Si vous ou quelqu’un de votre entourage avez été touchés par un incident faisant l’objet d’une enquête de l’UES et que vous souhaitez obtenir de l’aide, le Programme de services aux personnes concernées peut vous aider. Vous pouvez communiquer avec nous au 1 877 641-1897. Les services sont gratuits, confidentiels et offerts 24 heures sur 24, 7 jours sur 7, toute l’année.

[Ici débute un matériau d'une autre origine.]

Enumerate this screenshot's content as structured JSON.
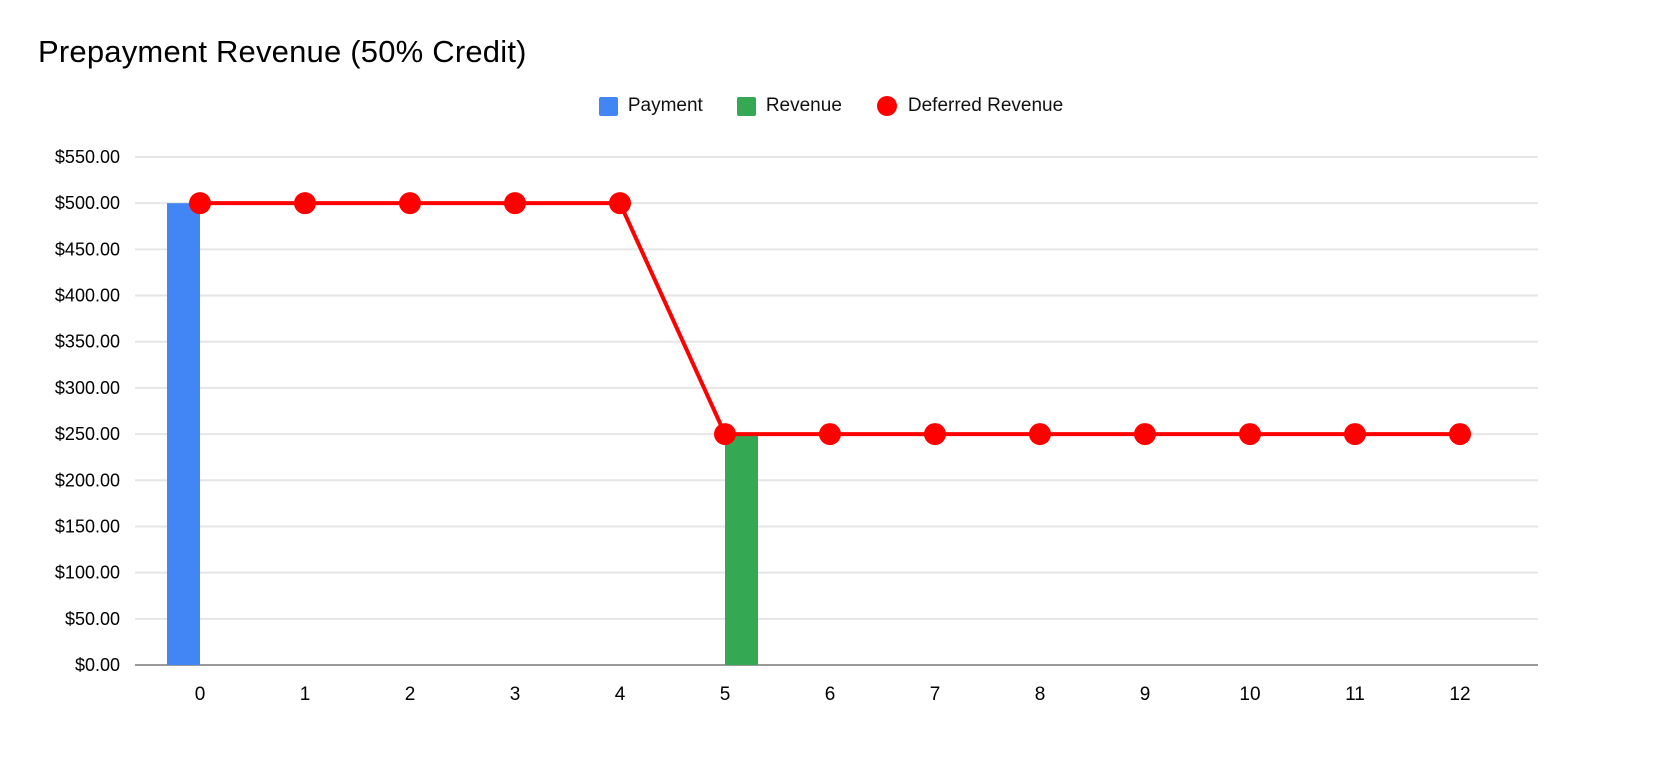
{
  "chart": {
    "title": "Prepayment Revenue (50% Credit)"
  },
  "legend": {
    "items": [
      {
        "label": "Payment",
        "marker": "square",
        "color": "#4285f4"
      },
      {
        "label": "Revenue",
        "marker": "square",
        "color": "#34a853"
      },
      {
        "label": "Deferred Revenue",
        "marker": "circle",
        "color": "#ff0000"
      }
    ]
  },
  "chart_data": {
    "type": "combo",
    "title": "Prepayment Revenue (50% Credit)",
    "xlabel": "",
    "ylabel": "",
    "categories": [
      "0",
      "1",
      "2",
      "3",
      "4",
      "5",
      "6",
      "7",
      "8",
      "9",
      "10",
      "11",
      "12"
    ],
    "series": [
      {
        "name": "Payment",
        "type": "bar",
        "color": "#4285f4",
        "values": [
          500,
          null,
          null,
          null,
          null,
          null,
          null,
          null,
          null,
          null,
          null,
          null,
          null
        ]
      },
      {
        "name": "Revenue",
        "type": "bar",
        "color": "#34a853",
        "values": [
          null,
          null,
          null,
          null,
          null,
          250,
          null,
          null,
          null,
          null,
          null,
          null,
          null
        ]
      },
      {
        "name": "Deferred Revenue",
        "type": "line",
        "color": "#ff0000",
        "values": [
          500,
          500,
          500,
          500,
          500,
          250,
          250,
          250,
          250,
          250,
          250,
          250,
          250
        ]
      }
    ],
    "ylim": [
      0,
      550
    ],
    "ytick_step": 50,
    "y_tick_labels": [
      "$0.00",
      "$50.00",
      "$100.00",
      "$150.00",
      "$200.00",
      "$250.00",
      "$300.00",
      "$350.00",
      "$400.00",
      "$450.00",
      "$500.00",
      "$550.00"
    ],
    "grid": true,
    "legend_position": "top"
  },
  "style": {
    "background": "#ffffff",
    "gridline_color": "#e6e6e6",
    "baseline_color": "#999999",
    "axis_text_color": "#000000",
    "title_color": "#000000",
    "legend_text_color": "#111111"
  }
}
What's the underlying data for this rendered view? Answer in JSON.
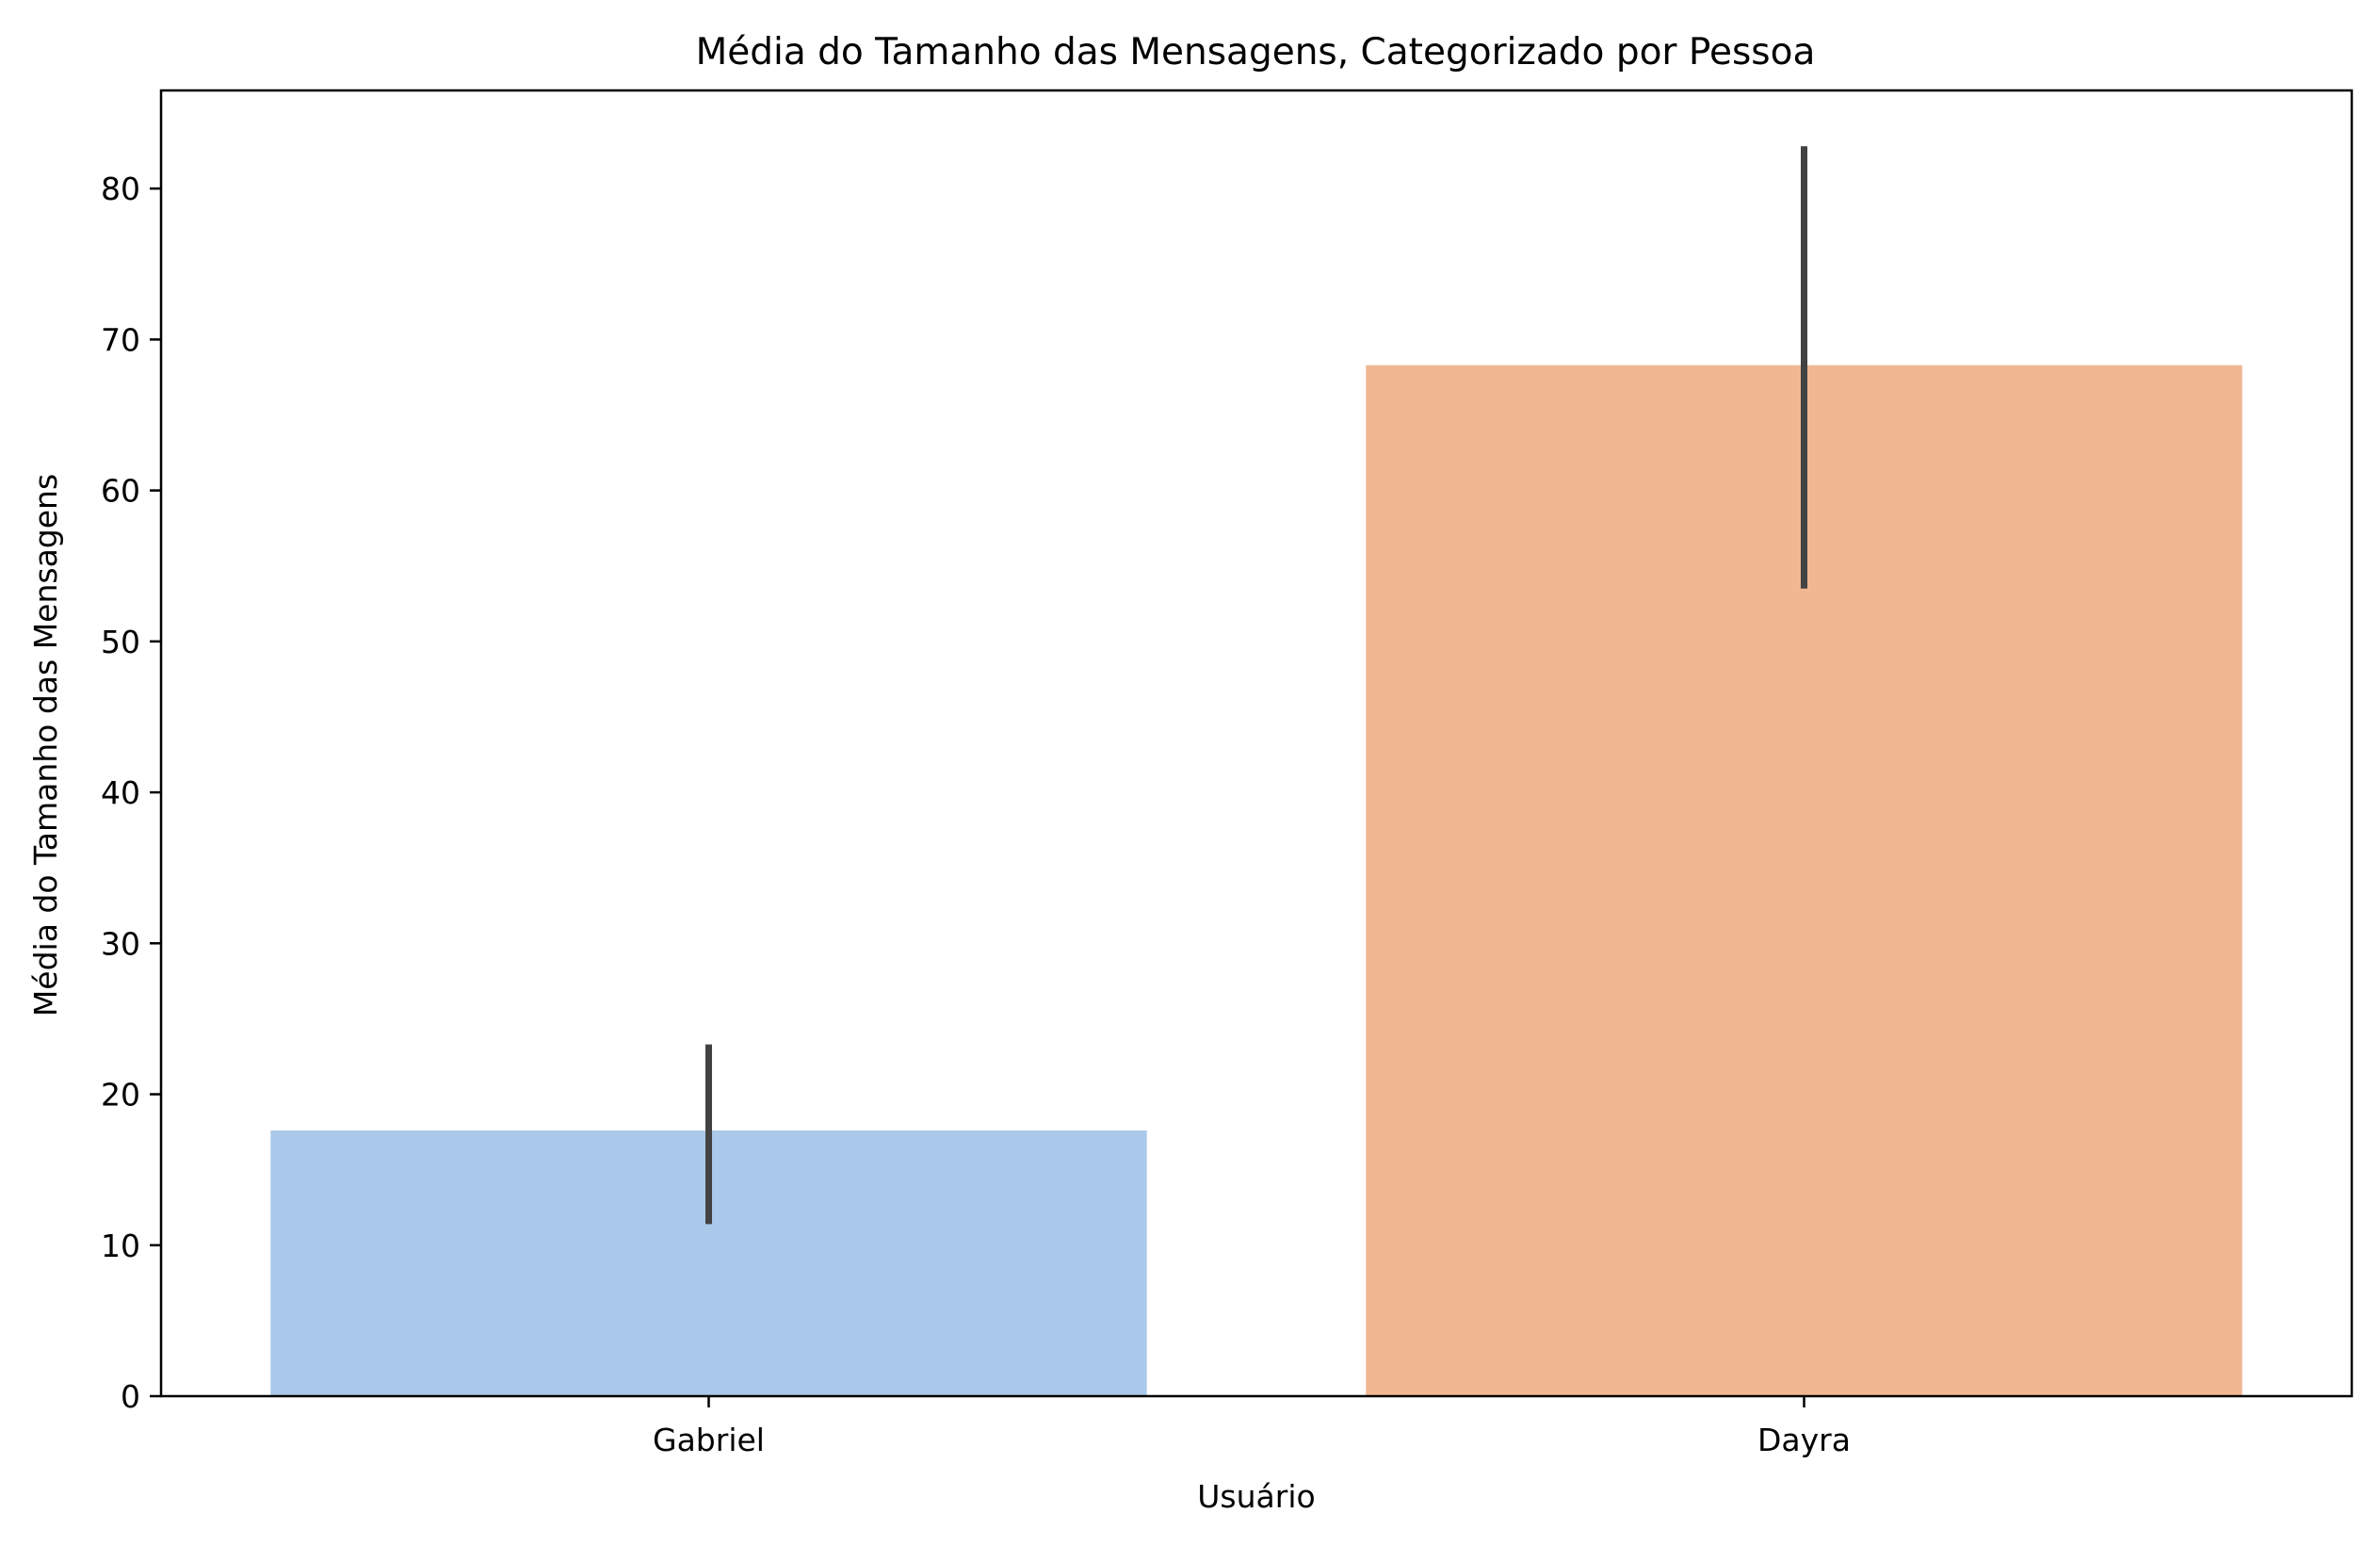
{
  "chart_data": {
    "type": "bar",
    "title": "Média do Tamanho das Mensagens, Categorizado por Pessoa",
    "xlabel": "Usuário",
    "ylabel": "Média do Tamanho das Mensagens",
    "categories": [
      "Gabriel",
      "Dayra"
    ],
    "values": [
      17.6,
      68.3
    ],
    "error_bars": [
      {
        "low": 11.4,
        "high": 23.3
      },
      {
        "low": 53.5,
        "high": 82.8
      }
    ],
    "colors": [
      "#abc9ea",
      "#efb792"
    ],
    "error_bar_color": "#424242",
    "ylim": [
      0,
      86.5
    ],
    "yticks": [
      0,
      10,
      20,
      30,
      40,
      50,
      60,
      70,
      80
    ],
    "grid": false,
    "legend": "none"
  }
}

L’UES est un organisme gouvernemental indépendant qui enquête sur la conduite d’agents (agents de police municipaux, régionaux et provinciaux, agents du Service de police Nishnawbe-Aski, agents spéciaux de la Commission des parcs du Niagara et agents de la paix du Service de protection de l’Assemblée législative) qui pourrait avoir entraîné un décès, une blessure grave, la perpétration de violences sexuelles ou la décharge d’une arme à feu sur une personne. Toutes les enquêtes sont menées par des enquêteurs de l'UES qui sont des civils. En vertu de la Loi sur l'Unité des enquêtes spéciales, le directeur de l'UES doit :
- considérer si un agent a commis une infraction criminelle en lien avec l'incident faisant l'objet de l'enquête;
- selon le dossier de preuve, faire porter une accusation criminelle contre l'agent, s'il existe des motifs de le faire, ou clôre le dossier sans faire porter d'accusations;
- rendre compte publiquement des résultats de ses enquêtes.